Chemical mediated depolymerization of cotton cellulose for the understanding of non-enzymatic fungal decay
A C Steenkjær Hastrup, B Jensen, F Green III
Small, low molecular weight non-enzymatic compounds have been linked to the early stages of brown rot decay as the enzymes involved with holocellulose degradation are found to be too large to penetrate the S3 layer of intact wood cells. The most pronounced of these which were analyzed in this study are hydrogen peroxide, iron, and oxalic. The compounds related to the Fenton reaction: the combination of hydrogen peroxide and iron caused marked lowering of the degree of polymerization in the cotton cellulose after treatment.

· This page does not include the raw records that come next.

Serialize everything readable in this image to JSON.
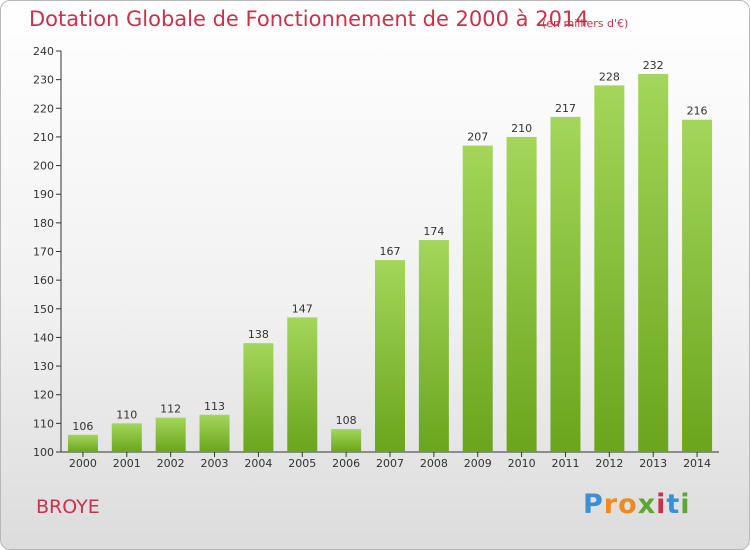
{
  "header": {
    "title": "Dotation Globale de Fonctionnement de 2000 à 2014",
    "unit_note": "(en milliers d'€)"
  },
  "footer": {
    "commune": "BROYE",
    "brand": "Proxiti"
  },
  "colors": {
    "title": "#c8324b",
    "bar_light": "#a3d65a",
    "bar_dark": "#6aa51d",
    "axis": "#333333"
  },
  "chart_data": {
    "type": "bar",
    "categories": [
      "2000",
      "2001",
      "2002",
      "2003",
      "2004",
      "2005",
      "2006",
      "2007",
      "2008",
      "2009",
      "2010",
      "2011",
      "2012",
      "2013",
      "2014"
    ],
    "values": [
      106,
      110,
      112,
      113,
      138,
      147,
      108,
      167,
      174,
      207,
      210,
      217,
      228,
      232,
      216
    ],
    "ylim": [
      100,
      240
    ],
    "yticks": [
      100,
      110,
      120,
      130,
      140,
      150,
      160,
      170,
      180,
      190,
      200,
      210,
      220,
      230,
      240
    ],
    "grid": false,
    "legend": "none"
  }
}
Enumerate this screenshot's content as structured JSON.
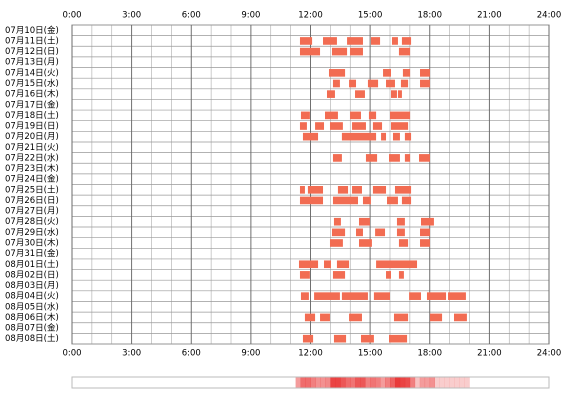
{
  "chart_data": {
    "type": "timeline",
    "categories": [
      "07月10日(金)",
      "07月11日(土)",
      "07月12日(日)",
      "07月13日(月)",
      "07月14日(火)",
      "07月15日(水)",
      "07月16日(木)",
      "07月17日(金)",
      "07月18日(土)",
      "07月19日(日)",
      "07月20日(月)",
      "07月21日(火)",
      "07月22日(水)",
      "07月23日(木)",
      "07月24日(金)",
      "07月25日(土)",
      "07月26日(日)",
      "07月27日(月)",
      "07月28日(火)",
      "07月29日(水)",
      "07月30日(木)",
      "07月31日(金)",
      "08月01日(土)",
      "08月02日(日)",
      "08月03日(月)",
      "08月04日(火)",
      "08月05日(水)",
      "08月06日(木)",
      "08月07日(金)",
      "08月08日(土)"
    ],
    "xlim": [
      0,
      24
    ],
    "xticks": [
      {
        "value": 0,
        "label": "0:00"
      },
      {
        "value": 3,
        "label": "3:00"
      },
      {
        "value": 6,
        "label": "6:00"
      },
      {
        "value": 9,
        "label": "9:00"
      },
      {
        "value": 12,
        "label": "12:00"
      },
      {
        "value": 15,
        "label": "15:00"
      },
      {
        "value": 18,
        "label": "18:00"
      },
      {
        "value": 21,
        "label": "21:00"
      },
      {
        "value": 24,
        "label": "24:00"
      }
    ],
    "color": "#f26c52",
    "values": [
      [],
      [
        [
          11.47,
          12.08
        ],
        [
          12.63,
          13.33
        ],
        [
          13.84,
          14.64
        ],
        [
          15.04,
          15.5
        ],
        [
          16.1,
          16.4
        ],
        [
          16.6,
          17.06
        ]
      ],
      [
        [
          11.47,
          12.48
        ],
        [
          13.08,
          13.84
        ],
        [
          13.99,
          14.64
        ],
        [
          16.45,
          17.01
        ]
      ],
      [],
      [
        [
          12.93,
          13.74
        ],
        [
          15.65,
          16.05
        ],
        [
          16.65,
          17.01
        ],
        [
          17.51,
          18.01
        ]
      ],
      [
        [
          13.13,
          13.48
        ],
        [
          13.94,
          14.29
        ],
        [
          14.89,
          15.4
        ],
        [
          15.8,
          16.25
        ],
        [
          16.55,
          16.91
        ],
        [
          17.51,
          18.01
        ]
      ],
      [
        [
          12.83,
          13.23
        ],
        [
          14.24,
          14.74
        ],
        [
          16.05,
          16.35
        ],
        [
          16.4,
          16.6
        ]
      ],
      [],
      [
        [
          11.52,
          11.97
        ],
        [
          12.73,
          13.38
        ],
        [
          13.99,
          14.54
        ],
        [
          14.94,
          15.3
        ],
        [
          16.0,
          17.01
        ]
      ],
      [
        [
          11.47,
          11.82
        ],
        [
          12.23,
          12.68
        ],
        [
          12.98,
          13.63
        ],
        [
          14.09,
          14.79
        ],
        [
          15.14,
          15.6
        ],
        [
          16.05,
          16.91
        ]
      ],
      [
        [
          11.62,
          12.38
        ],
        [
          13.58,
          15.3
        ],
        [
          15.55,
          15.8
        ],
        [
          16.15,
          16.5
        ],
        [
          16.75,
          17.06
        ]
      ],
      [],
      [
        [
          13.13,
          13.58
        ],
        [
          14.79,
          15.35
        ],
        [
          15.95,
          16.5
        ],
        [
          16.75,
          17.01
        ],
        [
          17.46,
          18.01
        ]
      ],
      [],
      [],
      [
        [
          11.47,
          11.72
        ],
        [
          11.87,
          12.63
        ],
        [
          13.38,
          13.89
        ],
        [
          14.09,
          14.59
        ],
        [
          15.14,
          15.8
        ],
        [
          16.25,
          17.06
        ]
      ],
      [
        [
          11.47,
          12.63
        ],
        [
          13.13,
          14.39
        ],
        [
          14.64,
          15.04
        ],
        [
          15.85,
          16.4
        ],
        [
          16.6,
          17.06
        ]
      ],
      [],
      [
        [
          13.18,
          13.53
        ],
        [
          14.44,
          14.99
        ],
        [
          16.35,
          16.75
        ],
        [
          17.56,
          18.21
        ]
      ],
      [
        [
          13.08,
          13.74
        ],
        [
          14.29,
          14.64
        ],
        [
          15.25,
          15.75
        ],
        [
          16.35,
          16.75
        ],
        [
          17.51,
          18.01
        ]
      ],
      [
        [
          12.98,
          13.63
        ],
        [
          14.44,
          15.09
        ],
        [
          16.45,
          16.91
        ],
        [
          17.51,
          18.01
        ]
      ],
      [],
      [
        [
          11.42,
          12.38
        ],
        [
          12.68,
          13.03
        ],
        [
          13.33,
          13.94
        ],
        [
          15.3,
          17.36
        ]
      ],
      [
        [
          11.47,
          11.97
        ],
        [
          13.13,
          13.74
        ],
        [
          15.8,
          16.05
        ],
        [
          16.45,
          16.7
        ]
      ],
      [],
      [
        [
          11.52,
          11.92
        ],
        [
          12.18,
          13.48
        ],
        [
          13.58,
          14.89
        ],
        [
          15.19,
          16.0
        ],
        [
          16.96,
          17.56
        ],
        [
          17.86,
          18.82
        ],
        [
          18.92,
          19.82
        ]
      ],
      [],
      [
        [
          11.72,
          12.23
        ],
        [
          12.48,
          12.98
        ],
        [
          13.94,
          14.59
        ],
        [
          16.2,
          16.91
        ],
        [
          18.01,
          18.62
        ],
        [
          19.22,
          19.87
        ]
      ],
      [],
      [
        [
          11.62,
          12.13
        ],
        [
          13.18,
          13.79
        ],
        [
          14.54,
          15.19
        ],
        [
          15.95,
          16.86
        ]
      ]
    ]
  }
}
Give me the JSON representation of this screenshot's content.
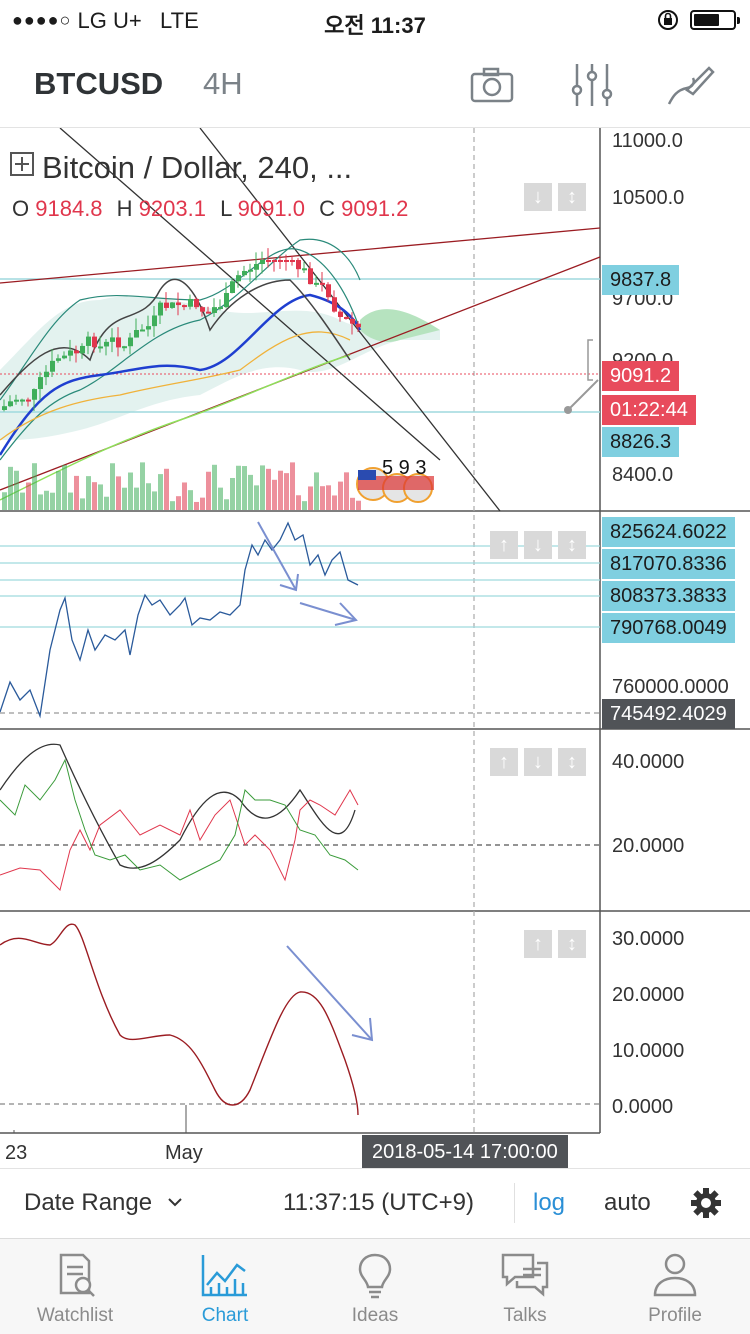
{
  "status_bar": {
    "signal": "●●●●○",
    "carrier": "LG U+",
    "network": "LTE",
    "time": "오전 11:37"
  },
  "header": {
    "symbol": "BTCUSD",
    "interval": "4H",
    "tools": [
      "camera-icon",
      "sliders-icon",
      "drawing-tool-icon"
    ]
  },
  "legend": {
    "title": "Bitcoin / Dollar, 240, ...",
    "o_label": "O",
    "o": "9184.8",
    "h_label": "H",
    "h": "9203.1",
    "l_label": "L",
    "l": "9091.0",
    "c_label": "C",
    "c": "9091.2",
    "event_numbers": "5  9  3"
  },
  "price_pane": {
    "axis": [
      "11000.0",
      "10500.0",
      "9700.0",
      "9200.0",
      "8400.0"
    ],
    "tags": {
      "upper": "9837.8",
      "last": "9091.2",
      "countdown": "01:22:44",
      "lower": "8826.3"
    }
  },
  "indicator1": {
    "axis": [
      "760000.0000"
    ],
    "tags": [
      "825624.6022",
      "817070.8336",
      "808373.3833",
      "790768.0049"
    ],
    "crosshair_tag": "745492.4029"
  },
  "indicator2": {
    "axis": [
      "40.0000",
      "20.0000"
    ]
  },
  "indicator3": {
    "axis": [
      "30.0000",
      "20.0000",
      "10.0000",
      "0.0000"
    ]
  },
  "time_axis": {
    "labels": [
      "23",
      "May"
    ],
    "crosshair_date": "2018-05-14 17:00:00"
  },
  "bottom_toolbar": {
    "date_range": "Date Range",
    "clock": "11:37:15 (UTC+9)",
    "log": "log",
    "auto": "auto"
  },
  "tabs": [
    {
      "label": "Watchlist",
      "icon": "watchlist-icon"
    },
    {
      "label": "Chart",
      "icon": "chart-icon",
      "active": true
    },
    {
      "label": "Ideas",
      "icon": "lightbulb-icon"
    },
    {
      "label": "Talks",
      "icon": "chat-icon"
    },
    {
      "label": "Profile",
      "icon": "user-icon"
    }
  ],
  "colors": {
    "up": "#3fae5a",
    "down": "#e0364c",
    "accent": "#2a9bd8",
    "tag_cyan": "#7fcfe0"
  }
}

This was the case for both iron ions; Fe3+ and Fe2+. A 10mM solution of oxalic acid also showed significant depolymerizing effect on cotton cellulose, whereas diluting the oxalic acid with sodium oxalate to obtain a pH gradient, showed that this decreased the effect reducing of oxalic acid. In addition an organic iron chelator, EDTA, was tested but was found to inhibit depolymerization when in solution with chemicals related to Fenton chemistry. Manganese was tested to see if other metals than iron could generate an significant impact on the degree of polymerization of cotton cellulose and the metal showed good depolymerizing properties as a substitute for iron. We conclude that low molecular weight metabolites are capable of effectively depolymerizing cellulose during incipient decay by brown-rot fungi.